XCom: Enemy Unknown multiplayer hands-on

The Cyberdisc floats in the open, left exposed by an inexperienced commander. It lists, smoking, damaged from a lucky plasma sniper shot earlier in the battle. A Chryssalid springs over onto the roof in front of it and the Cyberdisc unfolds like an aluminium blossom... and guns the Chryssalid down! Then a Thin Man strides forward like a daddy long legs and unloads its plasma rifle at point blank range. I hear a sigh from the Firaxis demo lady behind me as every shot misses. The Cyberdisc reduces the Thin Man to paste. Finally, a flanking human soldier gets off a careful shot and the Cyberdisc shivers like a wet toaster then... explodes.

Which is rather annoying. As that was my CyberDisc. And they're rather expensive.

The Firaxis demo lady cackles, quietly.

X-Com multiplayer has taken a lot from Total War, which took a lot from Shadow of the Horned Rat, which took a lot from the Warhammer Fantasy tabletop game. For multiplayer, you start with a set number of points, which you use to buy your force with a maximum of six units on a side. As Jake Solomon, lead designer on the game, booms at me (his microphone is broken); “Ever since the original game came out, it's been a big fantasy not to just fight the aliens, but be them. We've fulfilled that fantasy.”

Tellingly, you can buy troops from both X-Com factions – human and alien. This gives you an interesting dichomoty; the alien troops tend to be extremely powerful, but only in limited directions and have limited customisation, whereas the humans are tremendously flexible but extremely expensive. All the Aliens have known weaknesses; the Thin Men might be uncannily mobile but they have no armour whatsoever; the Mutons might be tough, but are vulnerable to psychic attacks; when the Cyberdisc opens to attack, it's extremely vulnerable; and so on.
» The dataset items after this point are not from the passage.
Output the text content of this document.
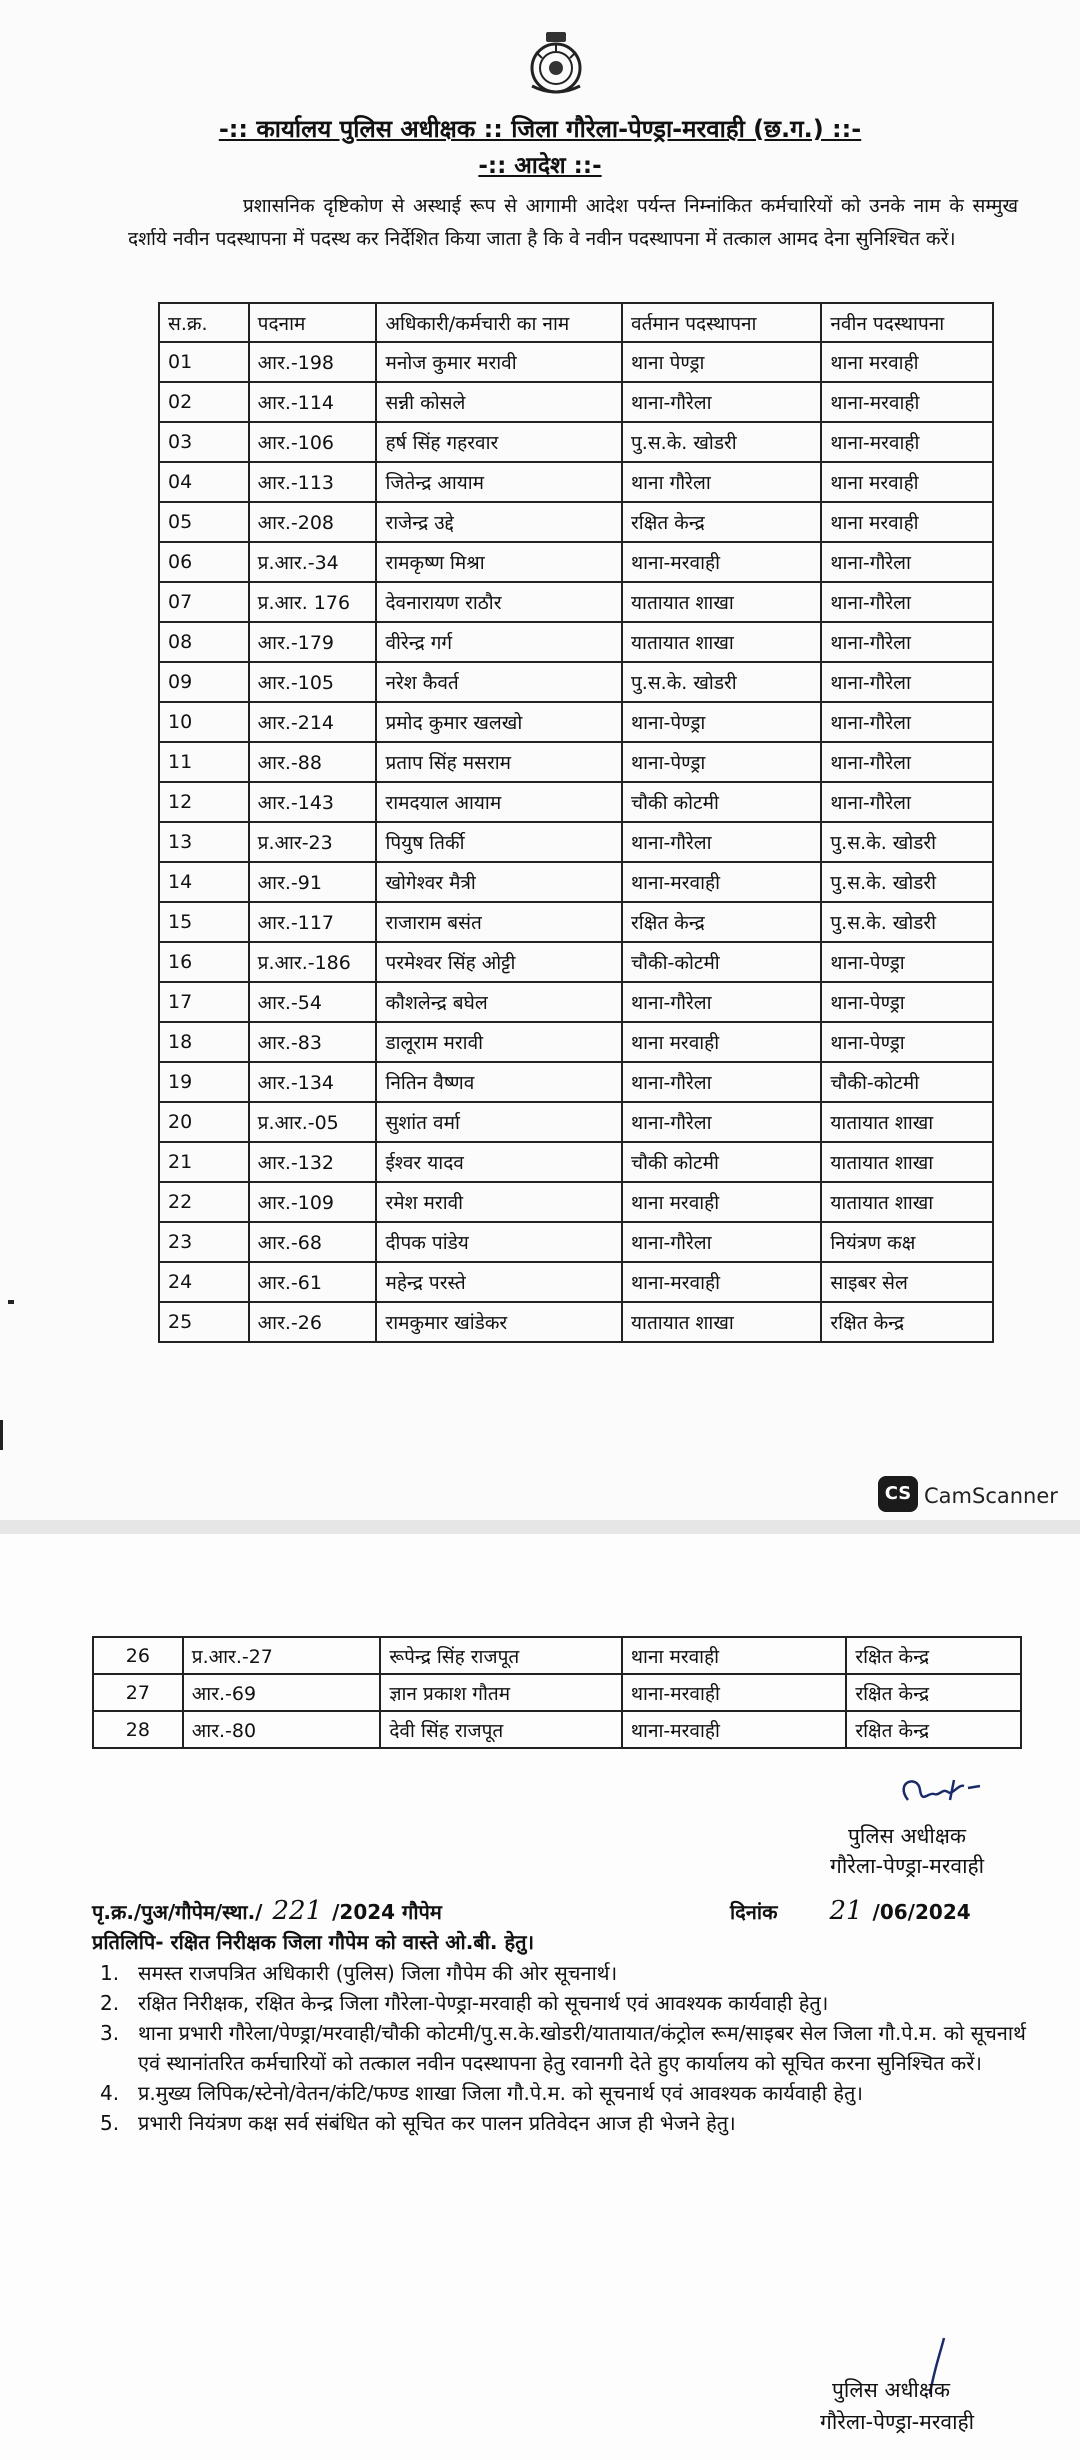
-:: कार्यालय पुलिस अधीक्षक :: जिला गौरेला-पेण्ड्रा-मरवाही (छ.ग.) ::-
-:: आदेश ::-
प्रशासनिक दृष्टिकोण से अस्थाई रूप से आगामी आदेश पर्यन्त निम्नांकित कर्मचारियों को उनके नाम के सम्मुख दर्शाये नवीन पदस्थापना में पदस्थ कर निर्देशित किया जाता है कि वे नवीन पदस्थापना में तत्काल आमद देना सुनिश्चित करें।
स.क्र.	पदनाम	अधिकारी/कर्मचारी का नाम	वर्तमान पदस्थापना	नवीन पदस्थापना
01	आर.-198	मनोज कुमार मरावी	थाना पेण्ड्रा	थाना मरवाही
02	आर.-114	सन्नी कोसले	थाना-गौरेला	थाना-मरवाही
03	आर.-106	हर्ष सिंह गहरवार	पु.स.के. खोडरी	थाना-मरवाही
04	आर.-113	जितेन्द्र आयाम	थाना गौरेला	थाना मरवाही
05	आर.-208	राजेन्द्र उद्दे	रक्षित केन्द्र	थाना मरवाही
06	प्र.आर.-34	रामकृष्ण मिश्रा	थाना-मरवाही	थाना-गौरेला
07	प्र.आर. 176	देवनारायण राठौर	यातायात शाखा	थाना-गौरेला
08	आर.-179	वीरेन्द्र गर्ग	यातायात शाखा	थाना-गौरेला
09	आर.-105	नरेश कैवर्त	पु.स.के. खोडरी	थाना-गौरेला
10	आर.-214	प्रमोद कुमार खलखो	थाना-पेण्ड्रा	थाना-गौरेला
11	आर.-88	प्रताप सिंह मसराम	थाना-पेण्ड्रा	थाना-गौरेला
12	आर.-143	रामदयाल आयाम	चौकी कोटमी	थाना-गौरेला
13	प्र.आर-23	पियुष तिर्की	थाना-गौरेला	पु.स.के. खोडरी
14	आर.-91	खोगेश्वर मैत्री	थाना-मरवाही	पु.स.के. खोडरी
15	आर.-117	राजाराम बसंत	रक्षित केन्द्र	पु.स.के. खोडरी
16	प्र.आर.-186	परमेश्वर सिंह ओट्टी	चौकी-कोटमी	थाना-पेण्ड्रा
17	आर.-54	कौशलेन्द्र बघेल	थाना-गौरेला	थाना-पेण्ड्रा
18	आर.-83	डालूराम मरावी	थाना मरवाही	थाना-पेण्ड्रा
19	आर.-134	नितिन वैष्णव	थाना-गौरेला	चौकी-कोटमी
20	प्र.आर.-05	सुशांत वर्मा	थाना-गौरेला	यातायात शाखा
21	आर.-132	ईश्वर यादव	चौकी कोटमी	यातायात शाखा
22	आर.-109	रमेश मरावी	थाना मरवाही	यातायात शाखा
23	आर.-68	दीपक पांडेय	थाना-गौरेला	नियंत्रण कक्ष
24	आर.-61	महेन्द्र परस्ते	थाना-मरवाही	साइबर सेल
25	आर.-26	रामकुमार खांडेकर	यातायात शाखा	रक्षित केन्द्र
CS CamScanner
26	प्र.आर.-27	रूपेन्द्र सिंह राजपूत	थाना मरवाही	रक्षित केन्द्र
27	आर.-69	ज्ञान प्रकाश गौतम	थाना-मरवाही	रक्षित केन्द्र
28	आर.-80	देवी सिंह राजपूत	थाना-मरवाही	रक्षित केन्द्र
पुलिस अधीक्षक
गौरेला-पेण्ड्रा-मरवाही
पृ.क्र./पुअ/गौपेम/स्था./ 221 /2024 गौपेम	दिनांक 21 /06/2024
प्रतिलिपि- रक्षित निरीक्षक जिला गौपेम को वास्ते ओ.बी. हेतु।
1. समस्त राजपत्रित अधिकारी (पुलिस) जिला गौपेम की ओर सूचनार्थ।
2. रक्षित निरीक्षक, रक्षित केन्द्र जिला गौरेला-पेण्ड्रा-मरवाही को सूचनार्थ एवं आवश्यक कार्यवाही हेतु।
3. थाना प्रभारी गौरेला/पेण्ड्रा/मरवाही/चौकी कोटमी/पु.स.के.खोडरी/यातायात/कंट्रोल रूम/साइबर सेल जिला गौ.पे.म. को सूचनार्थ एवं स्थानांतरित कर्मचारियों को तत्काल नवीन पदस्थापना हेतु रवानगी देते हुए कार्यालय को सूचित करना सुनिश्चित करें।
4. प्र.मुख्य लिपिक/स्टेनो/वेतन/कंटि/फण्ड शाखा जिला गौ.पे.म. को सूचनार्थ एवं आवश्यक कार्यवाही हेतु।
5. प्रभारी नियंत्रण कक्ष सर्व संबंधित को सूचित कर पालन प्रतिवेदन आज ही भेजने हेतु।
पुलिस अधीक्षक
गौरेला-पेण्ड्रा-मरवाही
As a cost example, a single human sniper with top-end talents, ghost armour, a good sidearm and a plasma sniper rifle might come in at 8000 points. But a crap sectoid is only 400 points. So you could have 20 sectoids, theoretically, for the cost of one top-end human. Which is where the limit of six troops comes in. The point limit is also variable - our game was limited to 20,000 points – Tyler's was 10,000, but the set-up conditions

If you want to work out how tough enemies are in the single-player, looking at their multiplayer cost isn't a bad idea. A cyberdisc costs 4500. A thin man cost 1400; a floater 1300. A sectoid commander is expensive, as is a Muton Berserker. Other aliens are in between. A human costs 800. But that's a rookie, with a shitty standard weapon and no armour. Upgraded to a minimally safe degree, a human is 1600+.

Then it's a matter of choosing your troops, choosing your battle location (there were five or six in the demo we played) and giving it a go. You're playing each turn under a time limit – it's not huge, between 90 and 180 seconds from my experience, but it's enough to occasionally hurry you with a quick siren noise when the time's running out. “You will not get outclicked” says Solomon, referring to the APM-driven competition of action-RTSes like Starcraft. Most games of X-Com multiplayer, he says, take around 20 minutes. It feels a little like turn-based indie Frozen Synapse – but, of course, this looks better, as long as you count “Gears-of-War-done-by-the-Civilization-artists" as better. “A lot of games are going to have soldiers with big guns,” says Solomon. “but nothing like this.”

And your troops die. Easily. Like X-Com, two shots is normally enough to take down one of your non-elite units – your elite units might take one or two more, but that's it. My CyberDisc died after two hits (one lucky critical, admittedly.) Every Chrysalid I encounter died after one. Interestingly, the top-end human enemies, with their larger health bars, smaller profiles and tougher armour, are the biggest threat.

The Firaxis lady is either being overly aggressive or generous to this noob. Her troops are highly mobile, leaping over the buildings or flying high in the air, but not making great use of cover. (It turns out floaters with grenades are cheap ). Both her Chrysalids prove fragile, her Muton berserker survives long enough to get face-to-face with my Thin Man before being sniped. The surprising survivors are her Heavy Floater, which is annoyingly hard to hit, and her human troops.

I'm tempted to say that human snipers are overpowered, as they whittled down the advancing force almost single-handedly, but there's plenty more time for balancing. My own Cyberdisc, Drone and Thin Man die, along with a cheap second sniper I took, but the vast majority of my points, bound up in one 7000 point soldier with psionic armour and an alloy cannon (no, I have no idea what these do) and one top-level sniper are still on the field. It's a close victory, but it feels great.